Генке повезло — он умудрился потерять сознание, лежа раненой стороной вверх. Рядом валялась пустая фляжка.

— Эй, братья славяне, — прошептал он. — Я еще ничего…

Его не услышали, ворочали Илью — тот словно не хотел расставаться со своей рацией, обнимал небольшой железный ящик.

Рот у Генки пересох, язык онемел, как на приеме у зубного, голоса не было. Вдруг его захлестнула паника. Наверное, здесь есть медики, но они к нему не подойдут, его посчитали мертвым! Каким-то, запредельным усилием он поднял вертикально вверх искалеченную трехпалую руку и замычал.

— Живой! Черт, живой! Ребята, быстрее, носилки!

Этот радостный крик и оказался последним Генкиным южным воспоминанием.

Где он очнулся в следующий раз, Генка так и не узнал. Сознание вернулось, а глаза открывать ему не хотелось. Потому, что ничего не нужно было вспоминать, не нужно было задавать дурацкие вопросы: где я? Они погибли, дядя Леша, Илюха и Бугай. А он остался. По недоразумению.

Болело сильно. Болело все: лицо, шея, грудь, рука, живот, бедро — вся правая сторона. Сама идея пошевелиться казалась дикой — так было больно. Пальцев на правой руке нет. Двух. Это он тоже помнил. Не удобно будет… Не удобно — что? Да все: стрелять, копать, нести что-нибудь… Работать руками вообще. Жить неудобно будет. Впрочем, решил он, это посттравматическая истерика. Надо быть полным кретином, чтобы не понимать: ему фантастически, небывало повезло. Один, в горах, с серьезной кровопотерей, без сознания. Ему повезло, что он дождался «вертушку», повезло, что вовремя пришел в себя…

Не нужно было открывать глаза, чтобы понять: сейчас он явно в помещении, на кровати, вокруг темно. Значит, у своих, в госпитале, сейчас ночь. И острое ощущение — нет, не радости, не счастья, не торжества, — а какого-то тихого животного буйства накрыло его: живой. Живой! Дядя Леша был бы им доволен…
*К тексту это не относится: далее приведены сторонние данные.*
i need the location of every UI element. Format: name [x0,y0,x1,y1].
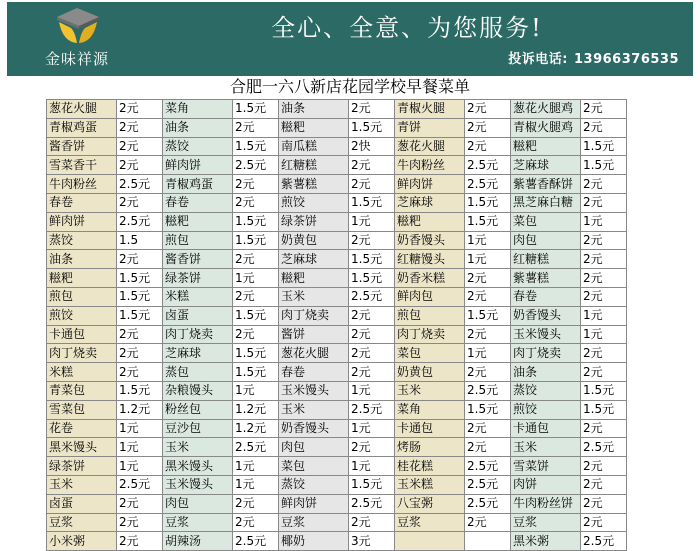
item-name-cell: 烤肠 [395,438,465,457]
item-price-cell: 2.5元 [465,475,511,494]
menu-row [47,250,627,269]
item-name-cell: 奶香米糕 [395,269,465,288]
item-price-cell: 1元 [233,475,279,494]
item-price-cell [465,532,511,551]
item-price-cell: 1元 [349,381,395,400]
item-name-cell: 煎饺 [47,306,117,325]
item-name-cell: 黑芝麻白糖 [511,193,581,212]
item-name-cell: 奶黄包 [395,363,465,382]
item-price-cell: 2.5元 [465,457,511,476]
brand-logo [7,2,147,76]
item-name-cell: 糍粑 [47,269,117,288]
menu-row [47,457,627,476]
item-price-cell: 1.5元 [117,269,163,288]
item-price-cell: 1.2元 [233,400,279,419]
item-name-cell: 青椒鸡蛋 [163,175,233,194]
item-name-cell: 玉米 [395,381,465,400]
item-price-cell: 2元 [581,250,627,269]
item-price-cell: 2元 [581,231,627,250]
item-price-cell: 2元 [349,344,395,363]
item-price-cell: 1.5元 [233,363,279,382]
item-name-cell: 肉包 [511,231,581,250]
item-name-cell: 煎包 [163,231,233,250]
item-name-cell: 油条 [163,118,233,137]
item-name-cell: 糍粑 [163,212,233,231]
item-name-cell: 豆浆 [395,513,465,532]
item-name-cell: 奶香馒头 [511,306,581,325]
item-price-cell: 1元 [349,419,395,438]
item-price-cell: 2.5元 [233,532,279,551]
item-name-cell: 酱香饼 [163,250,233,269]
item-name-cell: 红糖馒头 [395,250,465,269]
item-name-cell: 卡通包 [511,419,581,438]
item-price-cell: 1.5元 [581,381,627,400]
item-name-cell: 菜包 [279,457,349,476]
item-name-cell: 青椒火腿 [395,100,465,119]
item-name-cell: 青饼 [395,118,465,137]
item-name-cell: 玉米馒头 [163,475,233,494]
item-name-cell: 肉包 [279,438,349,457]
menu-row [47,212,627,231]
item-name-cell: 粉丝包 [163,400,233,419]
item-price-cell: 2元 [349,100,395,119]
item-name-cell: 米糕 [47,363,117,382]
item-name-cell: 鲜肉饼 [395,175,465,194]
menu-row [47,475,627,494]
item-price-cell: 2元 [117,532,163,551]
item-price-cell: 2元 [465,325,511,344]
item-price-cell: 2.5元 [581,532,627,551]
item-name-cell: 牛肉粉丝 [395,156,465,175]
item-price-cell: 2元 [465,438,511,457]
menu-row [47,513,627,532]
item-price-cell: 2元 [233,193,279,212]
menu-row [47,344,627,363]
item-name-cell: 豆浆 [163,513,233,532]
item-price-cell: 2.5元 [465,175,511,194]
item-name-cell: 奶黄包 [279,231,349,250]
item-price-cell: 1.5元 [233,231,279,250]
menu-row [47,381,627,400]
item-name-cell: 玉米糕 [395,475,465,494]
item-name-cell: 酱香饼 [47,137,117,156]
item-name-cell: 肉丁烧卖 [395,325,465,344]
item-name-cell: 春卷 [47,193,117,212]
item-price-cell: 2元 [233,287,279,306]
item-name-cell: 绿茶饼 [279,212,349,231]
item-price-cell: 2元 [465,118,511,137]
item-price-cell: 1.5元 [349,193,395,212]
breakfast-menu-table [46,99,627,551]
item-price-cell: 2元 [117,118,163,137]
item-price-cell: 2元 [581,269,627,288]
item-price-cell: 1元 [233,269,279,288]
item-price-cell: 1元 [349,212,395,231]
item-name-cell: 煎饺 [279,193,349,212]
item-name-cell: 绿茶饼 [163,269,233,288]
item-name-cell: 鲜肉饼 [163,156,233,175]
item-price-cell: 2元 [117,513,163,532]
item-name-cell: 杂粮馒头 [163,381,233,400]
item-price-cell: 2元 [465,363,511,382]
item-name-cell: 春卷 [279,363,349,382]
item-price-cell: 2元 [465,419,511,438]
item-price-cell: 1.5元 [349,269,395,288]
item-price-cell: 1元 [117,438,163,457]
item-price-cell: 1元 [581,306,627,325]
item-name-cell: 椰奶 [279,532,349,551]
item-price-cell: 1元 [465,231,511,250]
item-name-cell: 胡辣汤 [163,532,233,551]
hotline-label: 投诉电话: [508,52,568,67]
item-price-cell: 2元 [581,494,627,513]
item-name-cell: 煎包 [47,287,117,306]
menu-row [47,269,627,288]
item-name-cell: 蒸包 [163,363,233,382]
item-name-cell: 肉包 [163,494,233,513]
item-name-cell: 糍粑 [279,269,349,288]
item-name-cell: 鲜肉包 [395,287,465,306]
item-name-cell: 肉丁烧卖 [163,325,233,344]
brand-name: 金味祥源 [44,50,109,68]
item-price-cell: 1.5元 [349,118,395,137]
item-name-cell: 豆浆 [279,513,349,532]
menu-row [47,400,627,419]
item-name-cell: 菜包 [395,344,465,363]
item-price-cell: 2元 [117,156,163,175]
item-name-cell: 紫薯糕 [279,175,349,194]
item-name-cell: 蒸饺 [163,137,233,156]
item-name-cell: 玉米 [279,287,349,306]
item-price-cell: 1元 [233,457,279,476]
item-price-cell: 2.5元 [581,438,627,457]
item-price-cell: 1元 [233,381,279,400]
menu-row [47,118,627,137]
item-price-cell: 1.5元 [233,100,279,119]
item-price-cell: 2.5元 [117,475,163,494]
item-name-cell: 蒸饺 [511,381,581,400]
item-price-cell: 2元 [349,363,395,382]
item-name-cell: 油条 [279,100,349,119]
item-price-cell: 1.5元 [349,475,395,494]
hotline-number: 13966376535 [574,52,679,67]
item-price-cell: 1.5元 [233,306,279,325]
item-name-cell: 葱花火腿 [395,137,465,156]
item-price-cell: 2元 [117,250,163,269]
item-name-cell: 雪菜饼 [511,457,581,476]
item-name-cell: 玉米 [163,438,233,457]
item-name-cell: 卤蛋 [47,494,117,513]
item-price-cell: 2.5元 [117,212,163,231]
complaint-hotline [508,48,679,67]
item-price-cell: 2元 [117,193,163,212]
item-name-cell: 奶香馒头 [279,419,349,438]
menu-row [47,532,627,551]
item-price-cell: 1.5元 [465,400,511,419]
item-price-cell: 2元 [349,325,395,344]
item-price-cell: 2元 [233,118,279,137]
menu-row [47,419,627,438]
item-name-cell: 玉米 [279,400,349,419]
item-name-cell: 青椒火腿鸡 [511,118,581,137]
item-name-cell: 肉丁烧卖 [511,344,581,363]
item-name-cell: 牛肉粉丝饼 [511,494,581,513]
item-name-cell: 绿茶饼 [47,457,117,476]
page-title: 合肥一六八新店花园学校早餐菜单 [229,77,470,96]
item-price-cell: 2元 [581,513,627,532]
menu-row [47,494,627,513]
item-price-cell: 1.5元 [349,250,395,269]
item-price-cell: 2元 [233,250,279,269]
bowl-logo-icon [7,2,147,48]
item-name-cell: 卡通包 [47,325,117,344]
slogan: 全心、全意、为您服务! [271,14,543,42]
item-price-cell: 2元 [581,419,627,438]
menu-row [47,175,627,194]
item-price-cell: 2元 [349,175,395,194]
item-name-cell: 青菜包 [47,381,117,400]
item-name-cell: 油条 [511,363,581,382]
item-price-cell: 1.2元 [117,400,163,419]
item-name-cell: 芝麻球 [279,250,349,269]
item-name-cell: 糍粑 [511,137,581,156]
header-banner [7,2,693,76]
item-price-cell: 2元 [349,231,395,250]
item-price-cell: 1.2元 [233,419,279,438]
item-price-cell: 2元 [465,269,511,288]
item-name-cell: 蒸饺 [47,231,117,250]
item-name-cell: 雪菜香干 [47,156,117,175]
item-name-cell: 油条 [47,250,117,269]
item-price-cell: 2元 [581,100,627,119]
item-name-cell: 奶香馒头 [395,231,465,250]
item-name-cell: 玉米馒头 [511,325,581,344]
item-name-cell: 煎包 [395,306,465,325]
menu-row [47,306,627,325]
item-name-cell: 玉米馒头 [279,381,349,400]
item-price-cell: 2.5元 [117,175,163,194]
item-price-cell: 1.5元 [465,212,511,231]
item-price-cell: 2.5元 [349,287,395,306]
item-name-cell: 芝麻球 [163,344,233,363]
item-price-cell: 1元 [581,325,627,344]
item-price-cell: 2元 [117,137,163,156]
item-price-cell: 2.5元 [465,494,511,513]
item-price-cell: 3元 [349,532,395,551]
item-name-cell: 糍粑 [395,212,465,231]
item-price-cell: 2元 [349,306,395,325]
item-price-cell: 2.5元 [349,400,395,419]
item-price-cell: 1.5元 [581,156,627,175]
item-price-cell: 2元 [581,363,627,382]
item-price-cell: 2元 [233,175,279,194]
item-name-cell: 菜角 [163,100,233,119]
item-name-cell: 葱花火腿 [47,100,117,119]
item-price-cell: 1.5元 [233,212,279,231]
item-price-cell: 2元 [117,325,163,344]
item-name-cell: 豆浆 [511,513,581,532]
item-name-cell: 青椒鸡蛋 [47,118,117,137]
item-name-cell: 雪菜包 [47,400,117,419]
menu-row [47,325,627,344]
item-price-cell: 1.5元 [117,287,163,306]
item-name-cell: 南瓜糕 [279,137,349,156]
item-price-cell: 2元 [465,137,511,156]
item-name-cell: 桂花糕 [395,457,465,476]
menu-row [47,438,627,457]
item-price-cell: 2快 [349,137,395,156]
item-price-cell: 1元 [117,419,163,438]
item-price-cell: 1.5元 [117,306,163,325]
item-price-cell: 2.5元 [349,494,395,513]
item-name-cell: 卤蛋 [163,306,233,325]
item-name-cell: 肉丁烧卖 [47,344,117,363]
menu-row [47,363,627,382]
item-price-cell: 2元 [233,494,279,513]
item-name-cell: 葱花火腿鸡 [511,100,581,119]
item-name-cell: 菜包 [511,212,581,231]
item-name-cell: 紫薯糕 [511,269,581,288]
item-name-cell: 肉丁烧卖 [279,306,349,325]
item-price-cell: 2元 [233,325,279,344]
item-price-cell: 2元 [233,513,279,532]
item-price-cell: 1元 [117,457,163,476]
item-price-cell: 2.5元 [233,438,279,457]
item-price-cell: 2元 [117,344,163,363]
item-price-cell: 2元 [117,100,163,119]
item-name-cell: 春卷 [511,287,581,306]
menu-row [47,156,627,175]
item-name-cell: 玉米 [511,438,581,457]
item-name-cell: 卡通包 [395,419,465,438]
item-name-cell: 黑米馒头 [47,438,117,457]
item-name-cell: 小米粥 [47,532,117,551]
item-price-cell: 1元 [581,212,627,231]
item-name-cell: 肉饼 [511,475,581,494]
item-price-cell: 2元 [465,287,511,306]
item-name-cell [395,532,465,551]
item-price-cell: 2元 [581,475,627,494]
item-price-cell: 1.5元 [465,306,511,325]
item-price-cell: 2元 [581,193,627,212]
item-name-cell: 糍粑 [279,118,349,137]
item-price-cell: 1.5元 [581,400,627,419]
item-price-cell: 2元 [349,438,395,457]
item-price-cell: 1元 [349,457,395,476]
item-price-cell: 2元 [581,457,627,476]
item-price-cell: 2元 [349,156,395,175]
item-name-cell: 黑米粥 [511,532,581,551]
item-name-cell: 酱饼 [279,325,349,344]
item-price-cell: 1.5 [117,231,163,250]
item-price-cell: 1.5元 [117,381,163,400]
item-price-cell: 2元 [581,118,627,137]
menu-row [47,287,627,306]
item-price-cell: 2.5元 [465,156,511,175]
item-name-cell: 鲜肉饼 [279,494,349,513]
item-name-cell: 紫薯香酥饼 [511,175,581,194]
menu-row [47,137,627,156]
item-price-cell: 1元 [465,344,511,363]
menu-row [47,100,627,119]
item-name-cell: 蒸饺 [279,475,349,494]
item-price-cell: 2.5元 [233,156,279,175]
item-name-cell: 鲜肉饼 [47,212,117,231]
item-price-cell: 1.5元 [465,193,511,212]
menu-row [47,231,627,250]
item-price-cell: 2元 [581,344,627,363]
item-name-cell: 八宝粥 [395,494,465,513]
item-price-cell: 2元 [117,363,163,382]
item-name-cell: 豆浆 [47,513,117,532]
item-name-cell: 黑米馒头 [163,457,233,476]
item-price-cell: 2元 [581,175,627,194]
item-price-cell: 1.5元 [233,137,279,156]
item-name-cell: 芝麻球 [511,156,581,175]
menu-row [47,193,627,212]
item-price-cell: 1.5元 [233,344,279,363]
item-price-cell: 2元 [117,494,163,513]
item-name-cell: 煎饺 [511,400,581,419]
item-name-cell: 菜角 [395,400,465,419]
item-name-cell: 红糖糕 [511,250,581,269]
item-name-cell: 芝麻球 [395,193,465,212]
item-price-cell: 2元 [465,100,511,119]
item-name-cell: 豆沙包 [163,419,233,438]
item-name-cell: 牛肉粉丝 [47,175,117,194]
item-price-cell: 2元 [349,513,395,532]
item-name-cell: 玉米 [47,475,117,494]
item-price-cell: 2元 [581,287,627,306]
item-name-cell: 米糕 [163,287,233,306]
item-price-cell: 2元 [465,513,511,532]
item-name-cell: 花卷 [47,419,117,438]
item-name-cell: 红糖糕 [279,156,349,175]
item-name-cell: 葱花火腿 [279,344,349,363]
item-price-cell: 2.5元 [465,381,511,400]
item-price-cell: 1.5元 [581,137,627,156]
item-price-cell: 1元 [465,250,511,269]
item-name-cell: 春卷 [163,193,233,212]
Это состояние непрекращающейся тихой истерики продолжалось, несмотря на боль, несколько дней. Он много спал, а когда просыпался, каждый раз заново испытывал этот взрыв эмоций — живой. Его куда-то перевозили, какие-то люди суетились вокруг, сначала зелено-камуфляжные, потом белые, а среди белых были, кажется, даже женщины, но все это было абсолютно не важно. Только сейчас для него вся эта наигранная, фальшивая, истеричная романтика войны из привычной превратилась в абсолютно чуждую. Он перестал понимать контрактников, тридцатилетних мужиков, которые раз за разом вербовались «поиграть в войнушку». Тех, кто приехал исключительно за длинным рублем, он вообще не видел, их просто не было, до войны они не доезжали. Дядя Леша называл таких «героями на паровозе».

Генка хотел просто жить: гулять с любимой женщиной в парке, есть по утрам яичницу, ходить на работу, под настроение — рисовать. Лишь бы она была рядом.

Все рухнуло в одночасье. Прошло две недели, Генка мог уже садиться на кровати, иногда даже разговаривал с медсестрами. Большую часть швов уже сняли, сильно болела только правая рука, отсутствующие пальцы. Врач объяснял: фантомная боль, да к тому же, еще и не зажило толком, надо потерпеть.